La línea luminosa de un lago traza la bahía contaminada: una isla al fondo, el viejo astillero, un barco y un vagón abandonados, y las dragas oxidadas con sus brazos de insecto inmenso sumergidos en la tarde. Encontramos un lugar de tierra blanda al borde de la línea del tren que ya no conduce a ninguna parte, y allí introduzco la pequeña pala, una y otra vez.
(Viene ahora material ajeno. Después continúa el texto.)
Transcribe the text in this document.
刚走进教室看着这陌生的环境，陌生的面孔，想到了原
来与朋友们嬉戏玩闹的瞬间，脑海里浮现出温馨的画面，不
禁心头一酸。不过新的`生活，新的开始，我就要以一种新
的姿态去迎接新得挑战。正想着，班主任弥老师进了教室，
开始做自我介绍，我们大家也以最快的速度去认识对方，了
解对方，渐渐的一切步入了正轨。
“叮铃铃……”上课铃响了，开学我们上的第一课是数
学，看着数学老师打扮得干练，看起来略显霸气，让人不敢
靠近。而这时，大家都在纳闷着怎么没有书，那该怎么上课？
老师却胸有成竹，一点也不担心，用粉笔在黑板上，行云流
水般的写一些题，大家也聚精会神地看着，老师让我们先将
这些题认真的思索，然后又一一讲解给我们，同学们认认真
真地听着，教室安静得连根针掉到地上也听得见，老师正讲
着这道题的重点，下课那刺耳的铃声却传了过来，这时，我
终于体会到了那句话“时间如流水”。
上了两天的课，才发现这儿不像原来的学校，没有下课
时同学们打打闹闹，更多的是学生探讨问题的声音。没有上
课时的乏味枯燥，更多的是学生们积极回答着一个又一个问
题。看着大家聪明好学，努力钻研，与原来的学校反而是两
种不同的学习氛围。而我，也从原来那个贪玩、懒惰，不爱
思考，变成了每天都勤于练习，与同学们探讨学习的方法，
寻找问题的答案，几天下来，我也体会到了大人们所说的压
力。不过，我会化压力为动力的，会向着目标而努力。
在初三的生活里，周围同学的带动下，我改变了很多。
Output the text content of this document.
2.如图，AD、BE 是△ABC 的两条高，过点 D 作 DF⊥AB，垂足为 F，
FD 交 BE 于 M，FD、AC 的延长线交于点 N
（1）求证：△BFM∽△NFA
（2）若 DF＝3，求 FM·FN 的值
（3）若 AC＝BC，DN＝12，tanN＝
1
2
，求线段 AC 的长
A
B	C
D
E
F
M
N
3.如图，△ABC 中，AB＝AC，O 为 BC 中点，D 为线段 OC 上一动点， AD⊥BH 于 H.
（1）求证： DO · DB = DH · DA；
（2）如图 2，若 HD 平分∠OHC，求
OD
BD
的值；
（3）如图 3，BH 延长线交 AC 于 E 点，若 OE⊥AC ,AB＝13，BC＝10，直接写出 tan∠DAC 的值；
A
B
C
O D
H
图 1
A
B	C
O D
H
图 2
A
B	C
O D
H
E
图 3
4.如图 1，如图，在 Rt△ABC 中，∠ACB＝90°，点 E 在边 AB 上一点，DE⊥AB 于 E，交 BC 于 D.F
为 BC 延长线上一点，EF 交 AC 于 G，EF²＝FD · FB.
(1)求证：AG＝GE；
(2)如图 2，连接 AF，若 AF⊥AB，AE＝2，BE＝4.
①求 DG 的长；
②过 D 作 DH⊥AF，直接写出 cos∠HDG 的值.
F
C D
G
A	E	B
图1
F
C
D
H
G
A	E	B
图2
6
En la fatiga, en el descanso, mientras Emilia recoge piedras para dejar señalado el lugar, me pregunto cómo será este paisaje en mil años. ¿Algún hueso de Octavio quedará en la superficie de un paisaje inmensamente abierto a la desolación? ¿Este sol huérfano se dejará caer con el mismo desgano ahogado de esta tarde? Cuando volvemos para enterrar el cuerpo de Octavio: delgada sensación de huesos breves bajo la manta, un grupo de personas del lugar (los ojos afilados y rostros apedreados que parecen viejísimos) nos rodea, nos obliga entre insultos a llevarnos el cuerpo de Octavio a otra parte. No hay manera de explicar absolutamente nada, y decidimos volver a la ciudad por la línea contraria del tren. La ciudad abigarrada, improvisada, trepando los cerros. Un nuevo silencio en este retorno, un silencio de horizontes, y casi sin darnos cuenta (sin que yo me de cuenta), entrando al barrio de los Cipreses, la callecita de pavimento quebrado, los techos escamados de tejas de un solo piso: la casa de Emilia. Entonces comprendo, y mientras Emilia me dice que han traído dos cachorros que debo llevarme esa misma noche a mi refugio, elijo en el jardín el costado de los geranios encendidos, y al pie de una ventana que mira un ciprés de ramas como abrazos abiertos, introduzco sin prisa la pequeña pala de campamento, una y otra vez.

Ciudad del lago, noviembre 2011

En: Los Andes. Domingo 20 de Noviembre del 2011. Año 83 – Nº 24092. Pág.19.